En témoigne cette phrase extraite d’un article en anglais publié en 2002 sur la solidité des os des jeunes athlètes : « RUN had significantly (p < 0.05) greater size-adjusted CSMI and BSI than C, SWIM, and CYC; and higher size, age, and YST-adjusted CSMI and BSI than SWIM and CYC. »

Si SIDA, ADN et VIH sont des sigles ou des acronymes bien utiles et compris par tous, d’autres rendent le texte illisible car ils sont moins évidents à comprendre que leur forme complète.

Multipliée par dix depuis 1956, la fréquence des acronymes est passée de 0,4 acronyme par 100 mots à 4 acronymes par 100 mots. Ce constat est « accablant », considère Barnett, d’autant plus que la majorité de ces acronymes est rarement utilisée.

Réfléchir deux fois avant d’utiliser de nouveaux sigles ou acronymes est le conseil qu’il donne donc aux chercheurs car si le résumé est difficile à comprendre, la chance que l’article soit lu en entier sera nécessairement minime. 

Pourquoi faire simple quand on peut faire compliqué ?

Raccourcir les titres et les phrases

Les titres des articles qui ont le plus grand facteur d’impact sont ceux qui comportent 10 mots seulement, a révélé une étude effectuée l’année dernière sur les spécificités des articles les plus cités.

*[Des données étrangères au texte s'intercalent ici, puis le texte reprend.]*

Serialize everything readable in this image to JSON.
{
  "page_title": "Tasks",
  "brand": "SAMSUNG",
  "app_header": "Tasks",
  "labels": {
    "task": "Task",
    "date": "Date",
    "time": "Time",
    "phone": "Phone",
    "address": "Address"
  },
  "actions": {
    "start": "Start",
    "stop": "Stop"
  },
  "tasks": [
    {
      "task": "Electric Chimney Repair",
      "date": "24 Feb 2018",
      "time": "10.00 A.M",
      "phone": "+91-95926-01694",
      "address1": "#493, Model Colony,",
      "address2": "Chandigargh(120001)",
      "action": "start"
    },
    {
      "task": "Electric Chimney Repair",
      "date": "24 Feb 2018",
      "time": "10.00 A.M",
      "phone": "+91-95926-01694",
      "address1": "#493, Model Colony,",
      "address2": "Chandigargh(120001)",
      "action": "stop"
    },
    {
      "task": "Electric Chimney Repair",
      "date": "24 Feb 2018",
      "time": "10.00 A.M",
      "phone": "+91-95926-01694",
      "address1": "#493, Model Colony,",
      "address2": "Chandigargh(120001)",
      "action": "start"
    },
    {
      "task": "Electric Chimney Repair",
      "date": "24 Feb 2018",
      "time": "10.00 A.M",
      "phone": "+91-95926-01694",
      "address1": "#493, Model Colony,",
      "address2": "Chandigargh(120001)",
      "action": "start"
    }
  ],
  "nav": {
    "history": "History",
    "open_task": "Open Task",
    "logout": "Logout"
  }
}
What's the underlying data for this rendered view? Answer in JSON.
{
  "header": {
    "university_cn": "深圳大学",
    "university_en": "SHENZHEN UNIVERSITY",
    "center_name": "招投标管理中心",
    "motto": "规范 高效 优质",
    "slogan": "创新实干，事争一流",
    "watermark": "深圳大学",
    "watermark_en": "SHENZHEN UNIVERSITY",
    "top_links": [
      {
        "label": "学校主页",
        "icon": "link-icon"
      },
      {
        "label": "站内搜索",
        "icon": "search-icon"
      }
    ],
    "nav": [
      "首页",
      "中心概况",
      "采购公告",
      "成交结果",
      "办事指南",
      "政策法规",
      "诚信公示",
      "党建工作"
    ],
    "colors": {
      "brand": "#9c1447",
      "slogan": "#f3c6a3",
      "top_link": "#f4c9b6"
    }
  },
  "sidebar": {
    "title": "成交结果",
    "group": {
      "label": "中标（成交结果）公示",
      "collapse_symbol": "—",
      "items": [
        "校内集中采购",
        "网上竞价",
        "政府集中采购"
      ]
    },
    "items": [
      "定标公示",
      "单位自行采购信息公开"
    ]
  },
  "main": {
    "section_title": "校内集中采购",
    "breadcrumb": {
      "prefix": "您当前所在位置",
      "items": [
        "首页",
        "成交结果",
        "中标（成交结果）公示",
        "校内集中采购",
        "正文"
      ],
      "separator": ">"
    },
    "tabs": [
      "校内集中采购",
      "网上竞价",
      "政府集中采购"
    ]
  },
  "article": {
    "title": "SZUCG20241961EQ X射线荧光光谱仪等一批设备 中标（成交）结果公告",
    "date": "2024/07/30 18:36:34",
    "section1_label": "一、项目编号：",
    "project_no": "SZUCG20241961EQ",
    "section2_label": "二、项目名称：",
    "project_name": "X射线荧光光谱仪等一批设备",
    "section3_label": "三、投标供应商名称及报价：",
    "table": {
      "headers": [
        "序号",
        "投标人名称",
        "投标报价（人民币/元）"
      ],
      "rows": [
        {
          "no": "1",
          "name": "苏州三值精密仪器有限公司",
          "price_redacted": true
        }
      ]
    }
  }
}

Les phrases excessivement verbeuses et les mots difficiles rendent non seulement les articles scientifiques illisibles mais ils compromettent aussi leurs chances d’être cités.

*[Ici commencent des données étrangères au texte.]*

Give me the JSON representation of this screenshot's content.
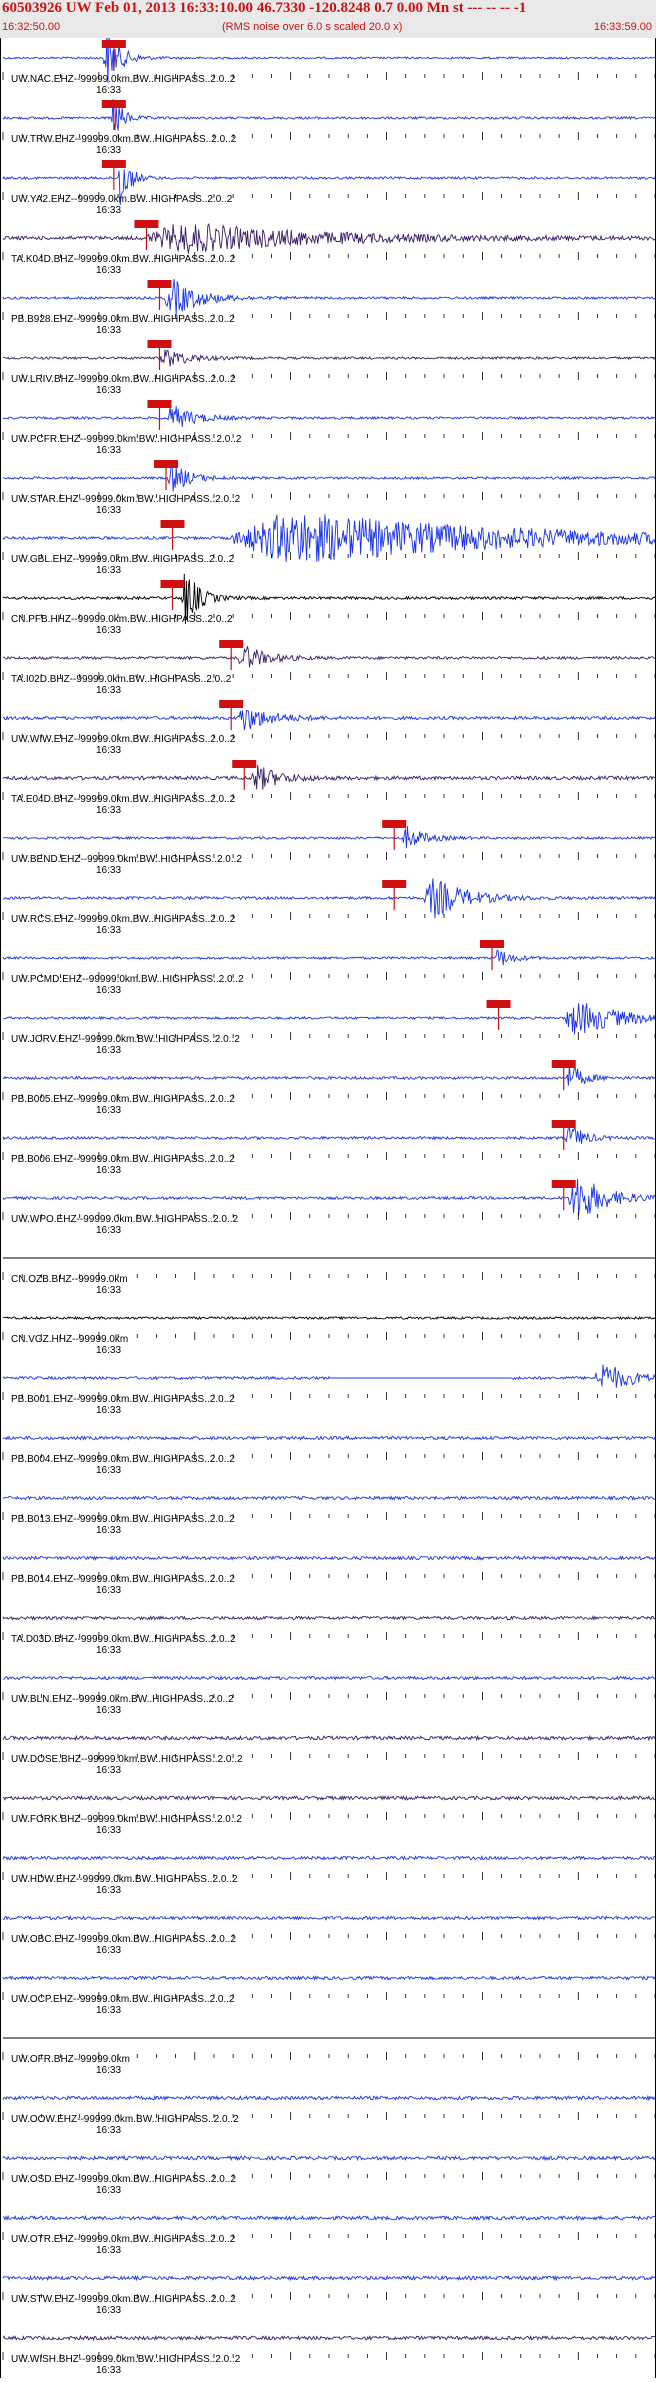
{
  "header": {
    "title": "60503926 UW Feb 01, 2013 16:33:10.00   46.7330 -120.8248  0.7 0.00 Mn st --- -- --  -1",
    "start_time": "16:32:50.00",
    "note": "(RMS noise over 6.0 s scaled 20.0 x)",
    "end_time": "16:33:59.00"
  },
  "colors": {
    "accent": "#d01010",
    "trace_blue": "#1a35e8",
    "trace_black": "#000000",
    "trace_purple": "#3a1e6a"
  },
  "time_tick_label": "16:33",
  "traces": [
    {
      "label": "UW.NAC.EHZ--99999.0km.BW..HIGHPASS..2.0..2",
      "color": "blue",
      "pick": 0.17,
      "event": [
        0.16,
        0.03,
        1.8
      ],
      "noise": 0.25
    },
    {
      "label": "UW.TRW.EHZ--99999.0km.BW..HIGHPASS..2.0..2",
      "color": "blue",
      "pick": 0.17,
      "event": [
        0.17,
        0.02,
        1.5
      ],
      "noise": 0.3
    },
    {
      "label": "UW.YA2.EHZ--99999.0km.BW..HIGHPASS..2.0..2",
      "color": "blue",
      "pick": 0.17,
      "event": [
        0.18,
        0.02,
        2.0
      ],
      "noise": 0.3
    },
    {
      "label": "TA.K04D.BHZ--99999.0km.BW..HIGHPASS..2.0..2",
      "color": "purple",
      "pick": 0.22,
      "event": [
        0.28,
        0.3,
        0.9
      ],
      "noise": 0.45
    },
    {
      "label": "PB.B928.EHZ--99999.0km.BW..HIGHPASS..2.0..2",
      "color": "blue",
      "pick": 0.24,
      "event": [
        0.26,
        0.06,
        1.2
      ],
      "noise": 0.3
    },
    {
      "label": "UW.LRIV.BHZ--99999.0km.BW..HIGHPASS..2.0..2",
      "color": "purple",
      "pick": 0.24,
      "event": [
        0.25,
        0.05,
        0.6
      ],
      "noise": 0.3
    },
    {
      "label": "UW.PCFR.EHZ--99999.0km.BW..HIGHPASS..2.0..2",
      "color": "blue",
      "pick": 0.24,
      "event": [
        0.26,
        0.05,
        0.8
      ],
      "noise": 0.3
    },
    {
      "label": "UW.STAR.EHZ--99999.0km.BW..HIGHPASS..2.0..2",
      "color": "blue",
      "pick": 0.25,
      "event": [
        0.26,
        0.04,
        0.9
      ],
      "noise": 0.3
    },
    {
      "label": "UW.GBL.EHZ--99999.0km.BW..HIGHPASS..2.0..2",
      "color": "blue",
      "pick": 0.26,
      "event": [
        0.45,
        0.5,
        1.6
      ],
      "noise": 0.35
    },
    {
      "label": "CN.PFB.HHZ--99999.0km.BW..HIGHPASS..2.0..2",
      "color": "black",
      "pick": 0.26,
      "event": [
        0.28,
        0.03,
        1.8
      ],
      "noise": 0.35
    },
    {
      "label": "TA.I02D.BHZ--99999.0km.BW..HIGHPASS..2.0..2",
      "color": "purple",
      "pick": 0.35,
      "event": [
        0.37,
        0.05,
        0.8
      ],
      "noise": 0.35
    },
    {
      "label": "UW.WIW.EHZ--99999.0km.BW..HIGHPASS..2.0..2",
      "color": "blue",
      "pick": 0.35,
      "event": [
        0.37,
        0.06,
        0.8
      ],
      "noise": 0.4
    },
    {
      "label": "TA.E04D.BHZ--99999.0km.BW..HIGHPASS..2.0..2",
      "color": "purple",
      "pick": 0.37,
      "event": [
        0.39,
        0.05,
        0.8
      ],
      "noise": 0.45
    },
    {
      "label": "UW.BEND.EHZ--99999.0km.BW..HIGHPASS..2.0..2",
      "color": "blue",
      "pick": 0.6,
      "event": [
        0.62,
        0.04,
        0.7
      ],
      "noise": 0.3
    },
    {
      "label": "UW.RCS.EHZ--99999.0km.BW..HIGHPASS..2.0..2",
      "color": "blue",
      "pick": 0.6,
      "event": [
        0.66,
        0.07,
        1.3
      ],
      "noise": 0.35
    },
    {
      "label": "UW.PCMD.EHZ--99999.0km.BW..HIGHPASS..2.0..2",
      "color": "blue",
      "pick": 0.75,
      "event": [
        0.76,
        0.03,
        0.6
      ],
      "noise": 0.3
    },
    {
      "label": "UW.JORV.EHZ--99999.0km.BW..HIGHPASS..2.0..2",
      "color": "blue",
      "pick": 0.76,
      "event": [
        0.88,
        0.1,
        1.1
      ],
      "noise": 0.3
    },
    {
      "label": "PB.B005.EHZ--99999.0km.BW..HIGHPASS..2.0..2",
      "color": "blue",
      "pick": 0.86,
      "event": [
        0.87,
        0.03,
        0.9
      ],
      "noise": 0.35
    },
    {
      "label": "PB.B006.EHZ--99999.0km.BW..HIGHPASS..2.0..2",
      "color": "blue",
      "pick": 0.86,
      "event": [
        0.87,
        0.03,
        0.9
      ],
      "noise": 0.35
    },
    {
      "label": "UW.WPO.EHZ--99999.0km.BW..HIGHPASS..2.0..2",
      "color": "blue",
      "pick": 0.86,
      "event": [
        0.88,
        0.06,
        1.6
      ],
      "noise": 0.35
    },
    {
      "label": "CN.OZB.BHZ--99999.0km",
      "color": "black",
      "pick": null,
      "event": null,
      "noise": 0.0
    },
    {
      "label": "CN.VGZ.HHZ--99999.0km",
      "color": "black",
      "pick": null,
      "event": null,
      "noise": 0.3
    },
    {
      "label": "PB.B001.EHZ--99999.0km.BW..HIGHPASS..2.0..2",
      "color": "blue",
      "pick": null,
      "event": [
        0.92,
        0.06,
        1.0
      ],
      "noise": 0.35,
      "gap": [
        0.5,
        0.78
      ]
    },
    {
      "label": "PB.B004.EHZ--99999.0km.BW..HIGHPASS..2.0..2",
      "color": "blue",
      "pick": null,
      "event": null,
      "noise": 0.4
    },
    {
      "label": "PB.B013.EHZ--99999.0km.BW..HIGHPASS..2.0..2",
      "color": "blue",
      "pick": null,
      "event": null,
      "noise": 0.4
    },
    {
      "label": "PB.B014.EHZ--99999.0km.BW..HIGHPASS..2.0..2",
      "color": "blue",
      "pick": null,
      "event": null,
      "noise": 0.4
    },
    {
      "label": "TA.D03D.BHZ--99999.0km.BW..HIGHPASS..2.0..2",
      "color": "purple",
      "pick": null,
      "event": null,
      "noise": 0.4
    },
    {
      "label": "UW.BLN.EHZ--99999.0km.BW..HIGHPASS..2.0..2",
      "color": "blue",
      "pick": null,
      "event": null,
      "noise": 0.4
    },
    {
      "label": "UW.DOSE.BHZ--99999.0km.BW..HIGHPASS..2.0..2",
      "color": "purple",
      "pick": null,
      "event": null,
      "noise": 0.45
    },
    {
      "label": "UW.FORK.BHZ--99999.0km.BW..HIGHPASS..2.0..2",
      "color": "purple",
      "pick": null,
      "event": null,
      "noise": 0.45
    },
    {
      "label": "UW.HDW.EHZ--99999.0km.BW..HIGHPASS..2.0..2",
      "color": "blue",
      "pick": null,
      "event": null,
      "noise": 0.4
    },
    {
      "label": "UW.OBC.EHZ--99999.0km.BW..HIGHPASS..2.0..2",
      "color": "blue",
      "pick": null,
      "event": null,
      "noise": 0.4
    },
    {
      "label": "UW.OCP.EHZ--99999.0km.BW..HIGHPASS..2.0..2",
      "color": "blue",
      "pick": null,
      "event": null,
      "noise": 0.4
    },
    {
      "label": "UW.OFR.BHZ--99999.0km",
      "color": "black",
      "pick": null,
      "event": null,
      "noise": 0.0
    },
    {
      "label": "UW.OOW.EHZ--99999.0km.BW..HIGHPASS..2.0..2",
      "color": "blue",
      "pick": null,
      "event": null,
      "noise": 0.45
    },
    {
      "label": "UW.OSD.EHZ--99999.0km.BW..HIGHPASS..2.0..2",
      "color": "blue",
      "pick": null,
      "event": null,
      "noise": 0.45
    },
    {
      "label": "UW.OTR.EHZ--99999.0km.BW..HIGHPASS..2.0..2",
      "color": "blue",
      "pick": null,
      "event": null,
      "noise": 0.45
    },
    {
      "label": "UW.STW.EHZ--99999.0km.BW..HIGHPASS..2.0..2",
      "color": "blue",
      "pick": null,
      "event": null,
      "noise": 0.45
    },
    {
      "label": "UW.WISH.BHZ--99999.0km.BW..HIGHPASS..2.0..2",
      "color": "purple",
      "pick": null,
      "event": null,
      "noise": 0.45
    }
  ]
}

Se contenter de s’adresser à son public cible de spécialistes est une bonne chose mais ce n’est pas, en principe, la seule vocation d’un chercheur, considère un spécialiste en neurosciences, co-auteur de la présente étude entreprise en 2017.

Chasser le jargon inutile

Préférer le jargon aux termes simples est aussi une tendance qui s’accentue dans les articles scientifiques. Les sciences sont certes compliquées et le jargon est inévitable, concèdent les auteurs de l’étude, mais cela ne justifie pas cette tendance.

La reproductibilité des textes scientifiques ne peut en effet être garantie que si les conclusions des recherches sont validées par une tierce partie de manière indépendante. Pour ce faire, les méthodes suivies et les résultats obtenus devraient être compréhensibles.

L’étroite corrélation entre l’usage du jargon et les citations a d’ailleurs été démontrée dans une prépublication qui a prouvé que le jargon qui figure dans le titre et le résumé réduit le nombre de citations de l’article.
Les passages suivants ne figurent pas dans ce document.